Jaswant Singh brings out the total disregard of the Central Asian region, despite its
importance to India over the ages. Within a few decades India lost all touch with the
region, and the only route to this part of the extended neighbourhood was via
Moscow. Even now, Central Asia with its huge gas reserves attracts only some
sporadic attention at the best of times. Jaswant Singh says: “It is axiomatic that
unless India gives some definition to its vital national interests it will fail to even
conceptualise its strategic frontiers. This has been at the root of India’s past
mistakes.’’

The nuclear tests in May last resulted in the addition of a chapter titled ‘Postscript to
the book’ which deals with India’s nuclear policy under the Vajpayee Government.
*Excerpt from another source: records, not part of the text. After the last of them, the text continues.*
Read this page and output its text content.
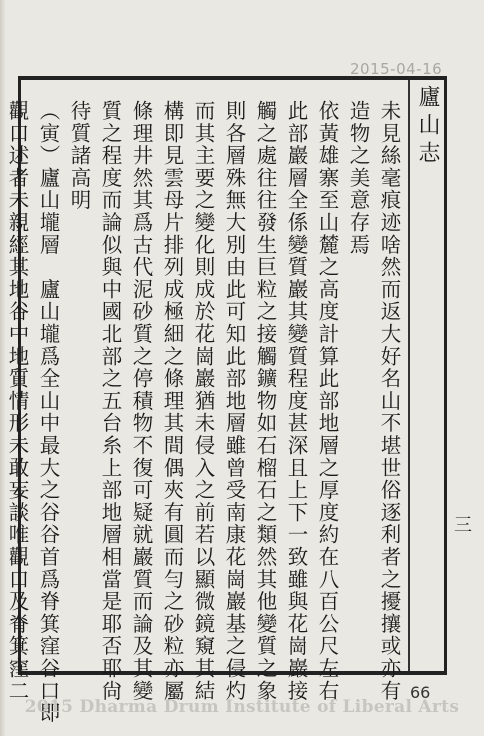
2015-04-16
廬山志
未見絲毫痕迹啥然而返大好名山不堪世俗逐利者之擾攘或亦有
造物之美意存焉
依黃雄寨至山麓之高度計算此部地層之厚度約在八百公尺左右
此部巖層全係變質巖其變質程度甚深且上下一致雖與花崗巖接
觸之處往往發生巨粒之接觸鑛物如石榴石之類然其他變質之象
則各層殊無大別由此可知此部地層雖曾受南康花崗巖基之侵灼
而其主要之變化則成於花崗巖猶未侵入之前若以顯微鏡窺其結
構即見雲母片排列成極細之條理其間偶夾有圓而勻之砂粒亦屬
條理井然其爲古代泥砂質之停積物不復可疑就巖質而論及其變
質之程度而論似與中國北部之五台糸上部地層相當是耶否耶尙
待質諸高明
（寅）廬山壠層　廬山壠爲全山中最大之谷谷首爲脊箕窪谷口即
觀口述者未親經其地谷中地質情形未敢妄談唯觀口及脊箕窪二	三
66
2015 Dharma Drum Institute of Liberal Arts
The basic tenet of which is: The country’s national security, in a world of nuclear
proliferation lies either in global disarmament or in exercise of the principle of equal
and legitimate security for all. Jaswant Singh adds that the challenge to Indian
statecraft remains that of reconciling India’s security imperatives with valid
international concerns in regard to nuclear weapons.

Jaswant Singh is among that almost extinct species in India - a thinking politician.
Now as External Affairs Minister, he has the opportunity to initiate the process of
creating strategic awareness in some vital sections of Governmental planning.